In July 2008, one guest reported she had been bitten at the £60-a-night Adelphi in Liverpool. "I stayed there last week for one night and have more than 20 bites on my hands, arms, legs and back," she said. An environmental health officer from Liverpool City Council inspected the room, warning the hotel he had seen "approximately three live bedbugs."
The Adelphi quoted from a report by a pest-control contractor employed by the hotel who reported no infestation. No subsequent complaints were made about room 309, said a hotel spokeswoman, who denied bed-bugs had ever been present.
At the Rodney Hotel in Bristol, the manager, Marko Vucinic, said he had nothing to hide about the brief arrival of bedbugs last April. "They're a nasty piece of work," he said. "The worst thing for all the infestations is that it's not the mistake of the hotels. These bugs jump into suitcases and travel somewhere else. I have never experienced bedbugs before this.

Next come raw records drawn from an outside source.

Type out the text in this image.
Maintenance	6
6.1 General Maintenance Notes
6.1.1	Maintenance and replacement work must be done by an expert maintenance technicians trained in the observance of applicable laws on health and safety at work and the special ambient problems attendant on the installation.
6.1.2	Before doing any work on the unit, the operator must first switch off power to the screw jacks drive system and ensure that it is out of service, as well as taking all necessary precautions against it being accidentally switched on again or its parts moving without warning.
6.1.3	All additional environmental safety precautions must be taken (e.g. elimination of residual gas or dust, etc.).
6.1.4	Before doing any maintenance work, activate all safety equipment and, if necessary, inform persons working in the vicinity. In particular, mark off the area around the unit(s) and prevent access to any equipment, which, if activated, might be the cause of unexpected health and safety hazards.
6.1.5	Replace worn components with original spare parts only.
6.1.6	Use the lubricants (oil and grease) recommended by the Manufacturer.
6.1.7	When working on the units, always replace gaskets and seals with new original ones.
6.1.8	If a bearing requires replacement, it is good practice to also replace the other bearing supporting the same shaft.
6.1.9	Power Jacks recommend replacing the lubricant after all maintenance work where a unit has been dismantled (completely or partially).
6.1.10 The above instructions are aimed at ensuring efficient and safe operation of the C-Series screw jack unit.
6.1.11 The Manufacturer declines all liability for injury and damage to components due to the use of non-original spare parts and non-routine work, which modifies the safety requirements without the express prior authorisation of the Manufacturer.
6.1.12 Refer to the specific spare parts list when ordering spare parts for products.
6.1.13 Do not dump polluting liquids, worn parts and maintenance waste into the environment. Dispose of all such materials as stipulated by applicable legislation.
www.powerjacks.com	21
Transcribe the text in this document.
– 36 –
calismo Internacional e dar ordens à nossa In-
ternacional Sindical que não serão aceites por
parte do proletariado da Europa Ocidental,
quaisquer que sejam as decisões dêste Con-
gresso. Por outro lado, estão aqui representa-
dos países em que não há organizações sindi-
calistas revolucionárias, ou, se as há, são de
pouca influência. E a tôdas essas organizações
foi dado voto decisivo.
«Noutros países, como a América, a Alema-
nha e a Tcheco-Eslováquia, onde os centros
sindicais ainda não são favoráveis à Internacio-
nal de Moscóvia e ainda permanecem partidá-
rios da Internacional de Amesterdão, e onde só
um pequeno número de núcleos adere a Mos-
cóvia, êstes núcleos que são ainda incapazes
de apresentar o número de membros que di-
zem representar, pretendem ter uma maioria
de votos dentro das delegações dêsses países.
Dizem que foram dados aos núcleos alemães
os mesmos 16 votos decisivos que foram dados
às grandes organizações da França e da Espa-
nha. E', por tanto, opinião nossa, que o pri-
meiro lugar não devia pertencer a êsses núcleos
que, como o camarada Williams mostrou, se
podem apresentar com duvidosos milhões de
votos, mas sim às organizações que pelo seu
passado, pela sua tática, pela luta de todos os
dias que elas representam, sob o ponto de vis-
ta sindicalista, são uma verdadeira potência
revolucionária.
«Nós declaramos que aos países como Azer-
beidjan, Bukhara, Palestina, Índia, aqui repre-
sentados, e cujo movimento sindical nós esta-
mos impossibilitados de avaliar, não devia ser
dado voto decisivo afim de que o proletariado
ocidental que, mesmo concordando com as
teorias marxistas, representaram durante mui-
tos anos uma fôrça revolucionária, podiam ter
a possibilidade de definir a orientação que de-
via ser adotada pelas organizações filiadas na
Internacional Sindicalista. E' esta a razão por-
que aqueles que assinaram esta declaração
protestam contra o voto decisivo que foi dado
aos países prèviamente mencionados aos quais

"We treated the room three times. But the treatments kill the adults but not the eggs. All the furniture in the room was destroyed and it was left blocked for three months."
Bedbugs The facts
*Adult bedbugs are reddish-brown, flattened, oval and wingless, with tiny hairs giving a banded appearance. They are visible – adults grow to 5mm and do not move fast enough to escape attentive observers.
*Prior to the mid-20th century, bedbugs were common. After the war, insectides kept them at bay, but since the 1990s cases have risen. Figures from London show reported infestations doubling each year in 1995-2001.
*Bedbugs are attracted by exhaled CO2 and body heat, not by dirt. And they feed on blood, not waste.